Once established on the final course, they would maintain 1300 feet until crossing the Sprucehead NDB.  The needle would swing from front to back.  They would descend to the minimum altitude of 440 feet.  If all went well, God willing, the pilots would keep the localizer needle centered, they would break out of the overcast before reaching 440 feet, see the runway, and land uneventfully.

The rules for an instrument approach to minimums are based on honesty and self preservation.  Once established on the final approach course and aligned with the runway, you need to keep the needle centered.  If you get too far afield, the time you have for correction is limited, and you are all the time coming closer and closer to unforgiving ground.  And you never ever bust the minimum descent altitude.

Rockland’s elevation above sea level is 55 feet.  On the approach, you’re allowed to go as low as 440 feet. That leaves you flying at 100 miles an hour in the clouds and blustery north winds with only 385 feet between you and granite.  To the right and left are trees and other obstructions.

The pilot brought the throttles back and spoke into his microphone.  He initiated a shallow turn to the left.  The plane descended out of 2000 feet.  Jesse placed them south of Rockland out over the ocean.

The pilot concentrated on the artificial horizon instrument which is driven by gyros and not subject to the thrashing of turbulence.  His hand on the control wheel countered the effects of the wind and was in constant motion.

The altimeter wound down to 1300 feet.  The plane leveled off and turned left to a heading of 079 degrees.

Jesse leaned forward, straining on his seat belt.  His life was in the hands of these two tired pilots who now looked too young to be pilots.

Jesse surveyed the panel, confirming that everything was proper for the approach.  The beacon frequency was correct.  Their speed was good.  The communication channel was set for Rockland Unicom.  But then Jesse noticed a glaring error.  The main navigational instrument still had the Brunswick frequency and had not been reset to reflect their present approach.  The plane lurched right.

The pilot was not scanning the panel but was frozen on the artificial horizon.  The copilot reached out and set the Rockland approach frequency into the number one navigational instrument.  He must have felt Jesse’s gaze because he turned to see if anyone had noticed their error. Jesse saw fear in his eyes.  The plane jerked left and the copilot returned his attention to the approach.

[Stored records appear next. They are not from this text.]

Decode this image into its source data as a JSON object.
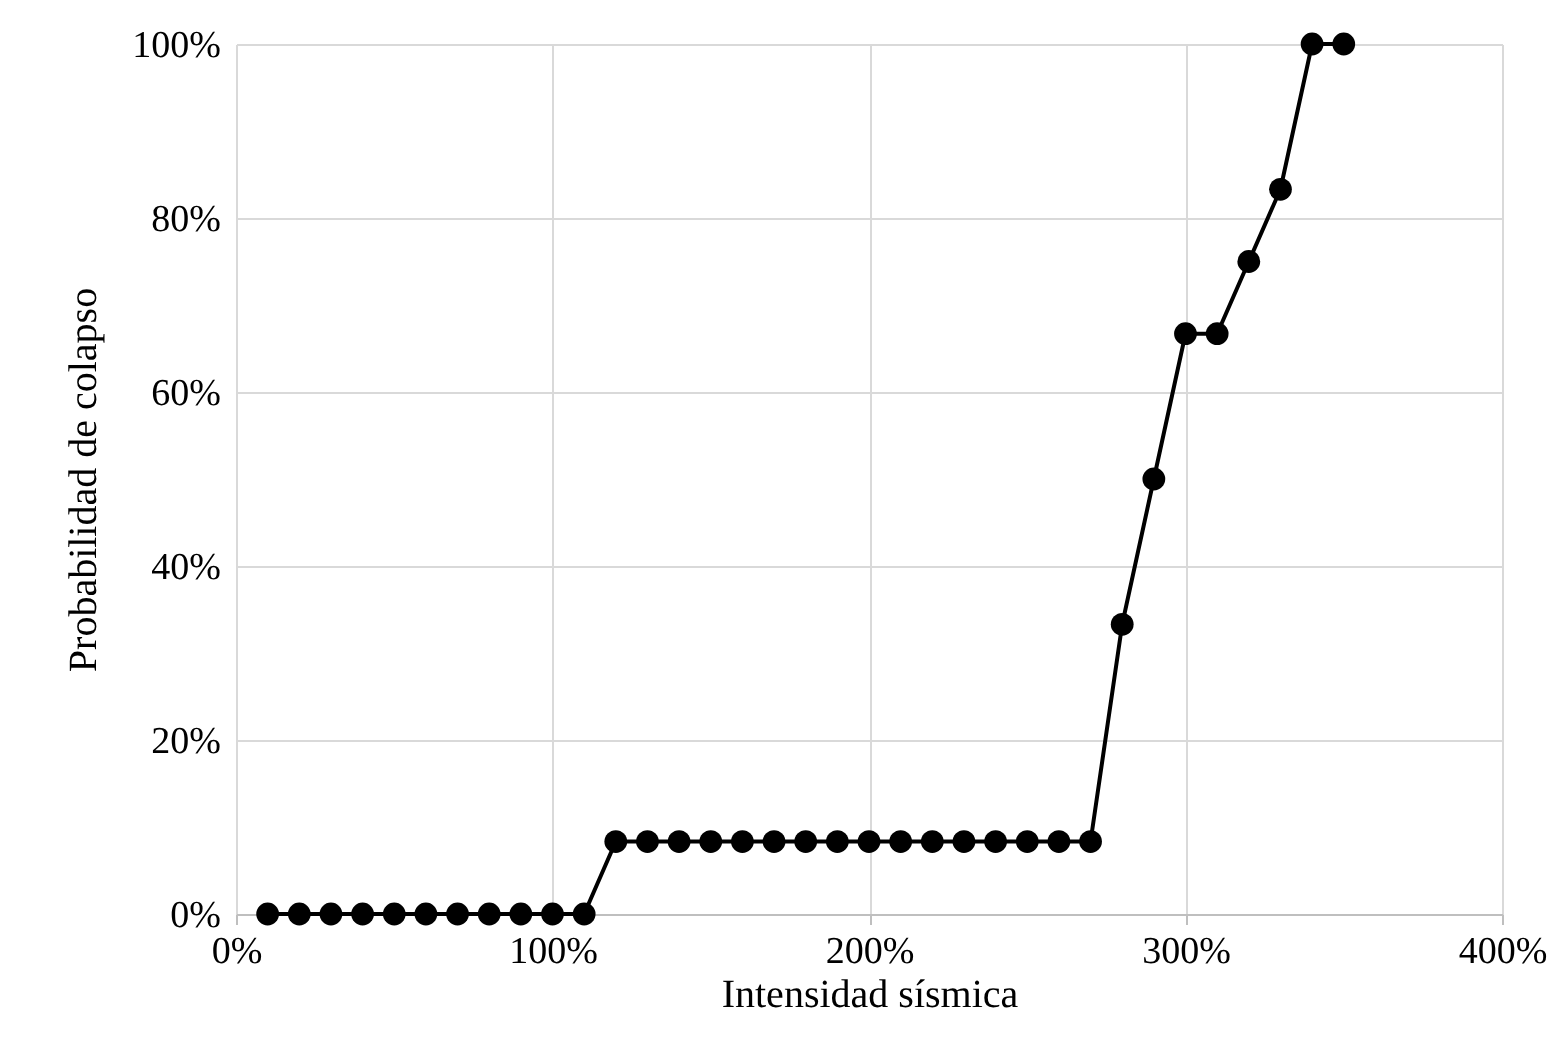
{
  "chart_data": {
    "type": "line",
    "xlabel": "Intensidad sísmica",
    "ylabel": "Probabilidad de colapso",
    "x": [
      10,
      20,
      30,
      40,
      50,
      60,
      70,
      80,
      90,
      100,
      110,
      120,
      130,
      140,
      150,
      160,
      170,
      180,
      190,
      200,
      210,
      220,
      230,
      240,
      250,
      260,
      270,
      280,
      290,
      300,
      310,
      320,
      330,
      340,
      350
    ],
    "series": [
      {
        "color": "#000000",
        "values": [
          0,
          0,
          0,
          0,
          0,
          0,
          0,
          0,
          0,
          0,
          0,
          8.33,
          8.33,
          8.33,
          8.33,
          8.33,
          8.33,
          8.33,
          8.33,
          8.33,
          8.33,
          8.33,
          8.33,
          8.33,
          8.33,
          8.33,
          8.33,
          33.3,
          50,
          66.7,
          66.7,
          75,
          83.3,
          100,
          100
        ]
      }
    ],
    "xlim": [
      0,
      400
    ],
    "xticks": [
      {
        "value": 0,
        "label": "0%"
      },
      {
        "value": 100,
        "label": "100%"
      },
      {
        "value": 200,
        "label": "200%"
      },
      {
        "value": 300,
        "label": "300%"
      },
      {
        "value": 400,
        "label": "400%"
      }
    ],
    "ylim": [
      0,
      100
    ],
    "yticks": [
      {
        "value": 0,
        "label": "0%"
      },
      {
        "value": 20,
        "label": "20%"
      },
      {
        "value": 40,
        "label": "40%"
      },
      {
        "value": 60,
        "label": "60%"
      },
      {
        "value": 80,
        "label": "80%"
      },
      {
        "value": 100,
        "label": "100%"
      }
    ],
    "grid": true,
    "marker": "circle",
    "line_style": "solid"
  }
}
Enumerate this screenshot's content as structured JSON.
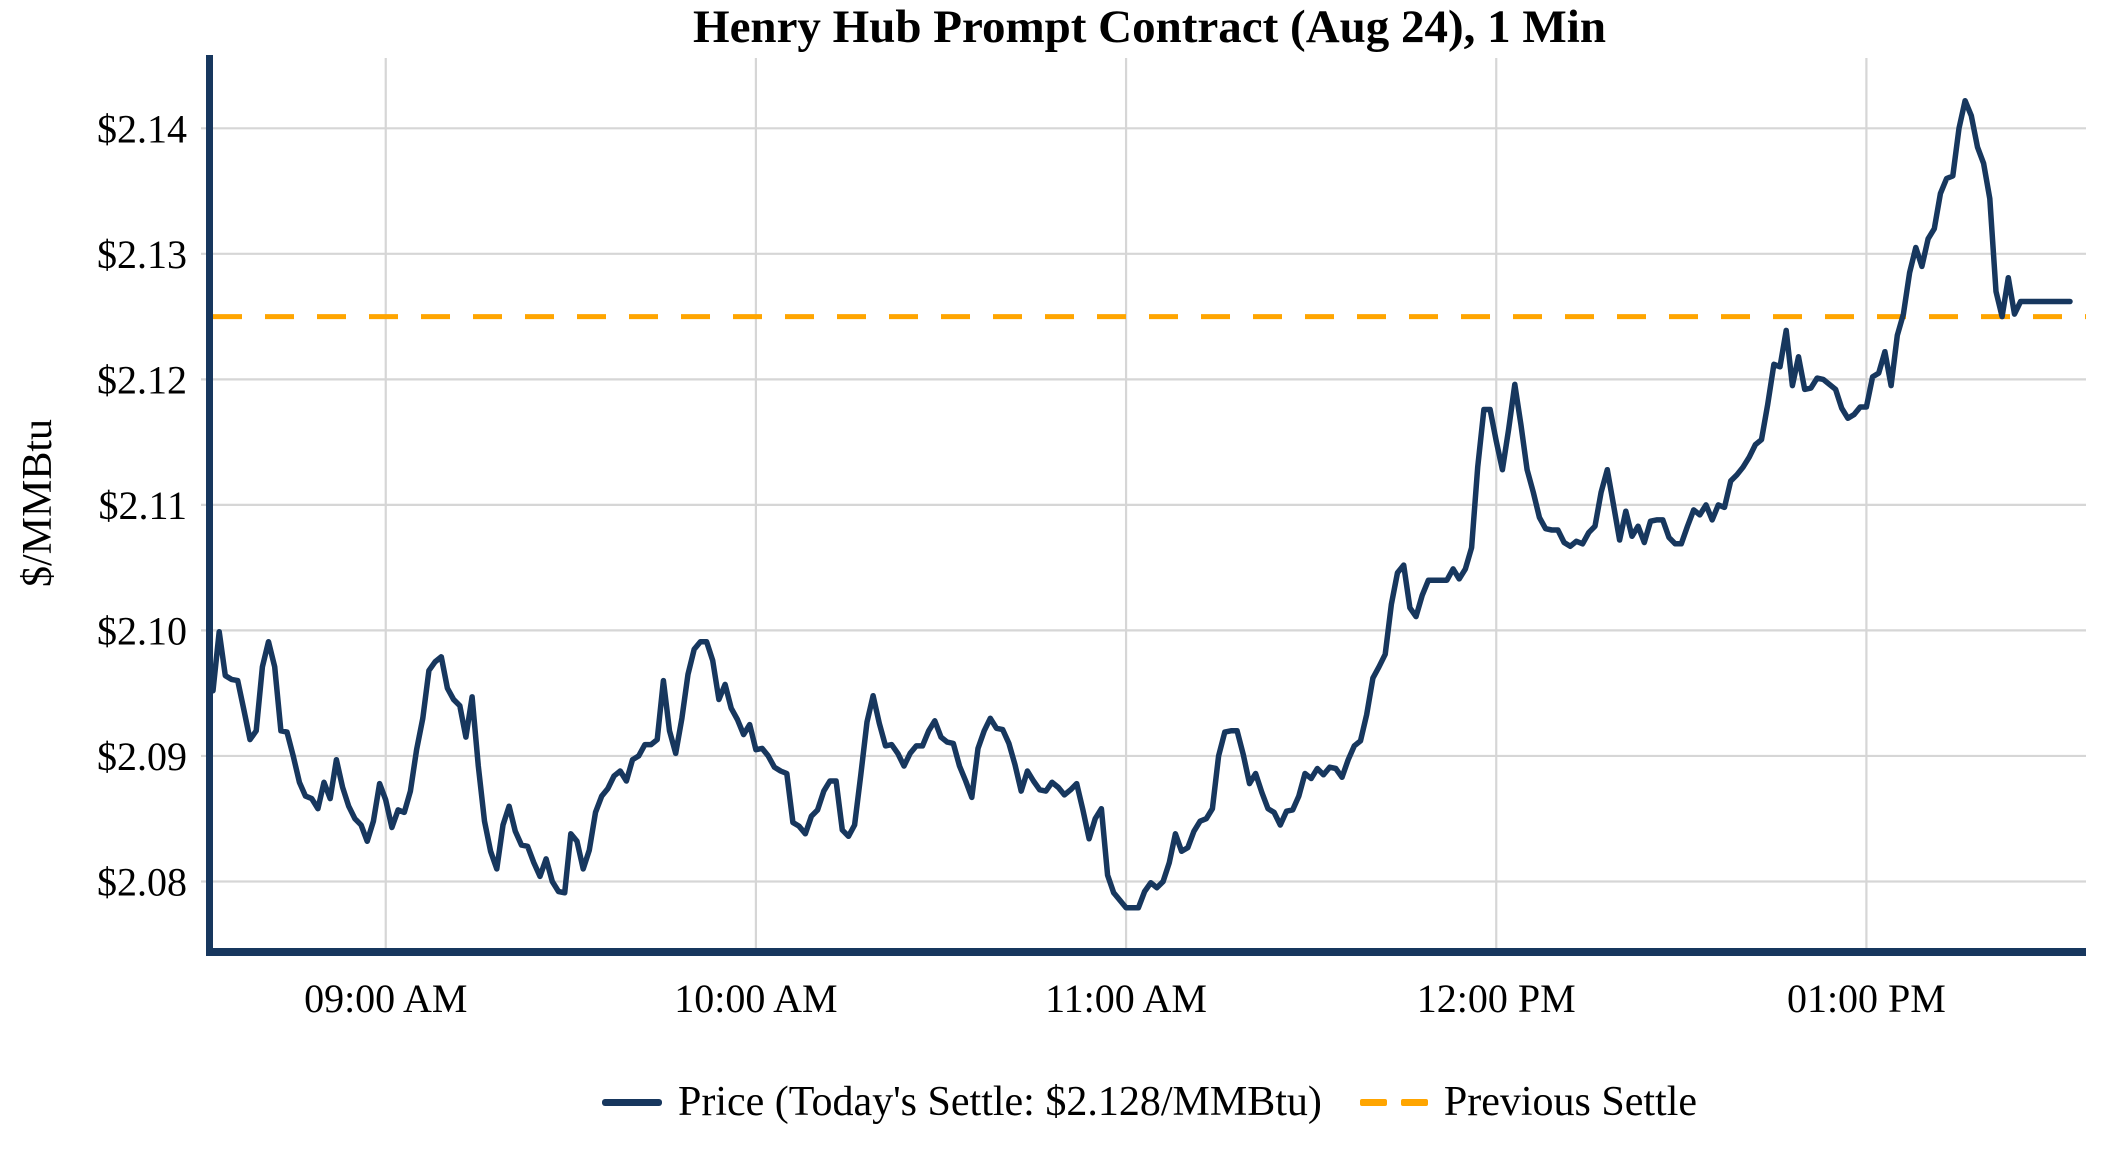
{
  "title": "Henry Hub Prompt Contract (Aug 24), 1 Min",
  "colors": {
    "price_line": "#17375e",
    "previous_settle_line": "#ffa500",
    "gridline": "#d6d6d6",
    "axis_spine": "#17375e",
    "text": "#000000",
    "background": "#ffffff"
  },
  "legend": {
    "price_label": "Price (Today's Settle: $2.128/MMBtu)",
    "previous_settle_label": "Previous Settle"
  },
  "chart_data": {
    "type": "line",
    "title": "Henry Hub Prompt Contract (Aug 24), 1 Min",
    "xlabel": "",
    "ylabel": "$/MMBtu",
    "grid": true,
    "legend_position": "bottom",
    "x_start": "08:32 AM",
    "x_end": "01:33 PM",
    "interval_minutes": 1,
    "x_ticks": [
      "09:00 AM",
      "10:00 AM",
      "11:00 AM",
      "12:00 PM",
      "01:00 PM"
    ],
    "y_ticks": [
      {
        "label": "$2.14",
        "value": 2.14
      },
      {
        "label": "$2.13",
        "value": 2.13
      },
      {
        "label": "$2.12",
        "value": 2.12
      },
      {
        "label": "$2.11",
        "value": 2.11
      },
      {
        "label": "$2.10",
        "value": 2.1
      },
      {
        "label": "$2.09",
        "value": 2.09
      },
      {
        "label": "$2.08",
        "value": 2.08
      }
    ],
    "ylim": [
      2.0747,
      2.1456
    ],
    "todays_settle": 2.128,
    "previous_settle": 2.125,
    "series": [
      {
        "name": "Price",
        "type": "line",
        "color": "#17375e",
        "values": [
          2.0952,
          2.0999,
          2.0964,
          2.0961,
          2.096,
          2.0937,
          2.0913,
          2.092,
          2.0971,
          2.0991,
          2.0971,
          2.092,
          2.0919,
          2.09,
          2.0879,
          2.0868,
          2.0866,
          2.0858,
          2.0879,
          2.0866,
          2.0897,
          2.0875,
          2.086,
          2.085,
          2.0845,
          2.0832,
          2.0848,
          2.0878,
          2.0865,
          2.0843,
          2.0857,
          2.0855,
          2.0872,
          2.0905,
          2.093,
          2.0968,
          2.0975,
          2.0979,
          2.0954,
          2.0945,
          2.094,
          2.0915,
          2.0947,
          2.0892,
          2.0848,
          2.0824,
          2.081,
          2.0845,
          2.086,
          2.084,
          2.0829,
          2.0828,
          2.0815,
          2.0804,
          2.0818,
          2.08,
          2.0792,
          2.0791,
          2.0838,
          2.0832,
          2.081,
          2.0825,
          2.0855,
          2.0868,
          2.0874,
          2.0884,
          2.0888,
          2.088,
          2.0897,
          2.09,
          2.0909,
          2.0909,
          2.0913,
          2.096,
          2.092,
          2.0902,
          2.093,
          2.0965,
          2.0985,
          2.0991,
          2.0991,
          2.0976,
          2.0945,
          2.0957,
          2.0938,
          2.0929,
          2.0917,
          2.0925,
          2.0905,
          2.0906,
          2.09,
          2.0891,
          2.0888,
          2.0886,
          2.0847,
          2.0844,
          2.0838,
          2.0852,
          2.0857,
          2.0872,
          2.088,
          2.088,
          2.0841,
          2.0836,
          2.0845,
          2.0885,
          2.0927,
          2.0948,
          2.0926,
          2.0908,
          2.0909,
          2.0902,
          2.0892,
          2.0902,
          2.0908,
          2.0908,
          2.092,
          2.0928,
          2.0915,
          2.0911,
          2.091,
          2.0892,
          2.088,
          2.0867,
          2.0906,
          2.092,
          2.093,
          2.0922,
          2.0921,
          2.091,
          2.0893,
          2.0872,
          2.0888,
          2.088,
          2.0873,
          2.0872,
          2.0879,
          2.0875,
          2.0869,
          2.0873,
          2.0878,
          2.0857,
          2.0834,
          2.085,
          2.0858,
          2.0805,
          2.0791,
          2.0785,
          2.0779,
          2.0779,
          2.0779,
          2.0792,
          2.0799,
          2.0795,
          2.08,
          2.0815,
          2.0838,
          2.0824,
          2.0827,
          2.084,
          2.0848,
          2.085,
          2.0858,
          2.09,
          2.0919,
          2.092,
          2.092,
          2.0901,
          2.0878,
          2.0886,
          2.0871,
          2.0858,
          2.0855,
          2.0845,
          2.0856,
          2.0857,
          2.0868,
          2.0886,
          2.0882,
          2.089,
          2.0885,
          2.0891,
          2.089,
          2.0883,
          2.0897,
          2.0908,
          2.0912,
          2.0933,
          2.0962,
          2.0971,
          2.0981,
          2.1021,
          2.1046,
          2.1052,
          2.1018,
          2.1011,
          2.1028,
          2.104,
          2.104,
          2.104,
          2.104,
          2.1049,
          2.1041,
          2.1049,
          2.1066,
          2.113,
          2.1176,
          2.1176,
          2.1151,
          2.1128,
          2.116,
          2.1196,
          2.1164,
          2.1128,
          2.111,
          2.109,
          2.1081,
          2.108,
          2.108,
          2.107,
          2.1067,
          2.1071,
          2.1069,
          2.1078,
          2.1083,
          2.111,
          2.1128,
          2.11,
          2.1072,
          2.1095,
          2.1075,
          2.1083,
          2.107,
          2.1087,
          2.1088,
          2.1088,
          2.1074,
          2.1069,
          2.1069,
          2.1083,
          2.1096,
          2.1092,
          2.11,
          2.1088,
          2.11,
          2.1098,
          2.1119,
          2.1124,
          2.113,
          2.1138,
          2.1148,
          2.1152,
          2.118,
          2.1212,
          2.121,
          2.1239,
          2.1195,
          2.1218,
          2.1192,
          2.1193,
          2.1201,
          2.12,
          2.1196,
          2.1192,
          2.1177,
          2.1169,
          2.1172,
          2.1178,
          2.1178,
          2.1202,
          2.1205,
          2.1222,
          2.1195,
          2.1235,
          2.1252,
          2.1285,
          2.1305,
          2.129,
          2.1312,
          2.132,
          2.1348,
          2.136,
          2.1362,
          2.14,
          2.1422,
          2.141,
          2.1385,
          2.1372,
          2.1344,
          2.127,
          2.125,
          2.1281,
          2.1252,
          2.1262,
          2.1262,
          2.1262,
          2.1262,
          2.1262,
          2.1262,
          2.1262,
          2.1262,
          2.1262
        ]
      },
      {
        "name": "Previous Settle",
        "type": "hline",
        "style": "dashed",
        "color": "#ffa500",
        "value": 2.125
      }
    ]
  }
}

Jesse unclenched his fists and took a deep breath. His face was a sheen of sweat.  He wondered if the copilot’s expression was a reflection of his own unblemished fright.

The plane was at 1200 feet but not yet established on course.  The pilot pulled up abruptly and gained altitude.  His heading was off by 20 degrees.

The localizer needle came alive and the pilot slowly came left to 030 degrees.  He anticipated the strong left headwind and compensated, but too soon.  The needle was not centering.  He came right ten degrees and waited for the instrument to react.  The NDB needle swung aft and went unnoticed.

As the localizer finally started to react, the pilot noticed the NDB.  He brought back the throttles and called for the copilot to lower the flaps and gear.  The localizer needle swung through center and headed left.  The grinding sounds of the flaps and the clunk of the gear were all but lost in the wild confusion. The plane slowed and started to descend too rapidly.  The pilot was chasing the airplane.

They descended through 500 feet.  The copilot looked out the windshield, searching for the airport.  The window was full of cloud.  The altimeter spun through 440 feet.  They were right of course and below their minimum descent altitude.

The copilot noticed the breach and reached out with a bouncing arm and tapped the instrument.  The pilot nodded and slowed the descent but still went lower.

Jesse knew the approach was irretrievable.  His premonitions were coming true.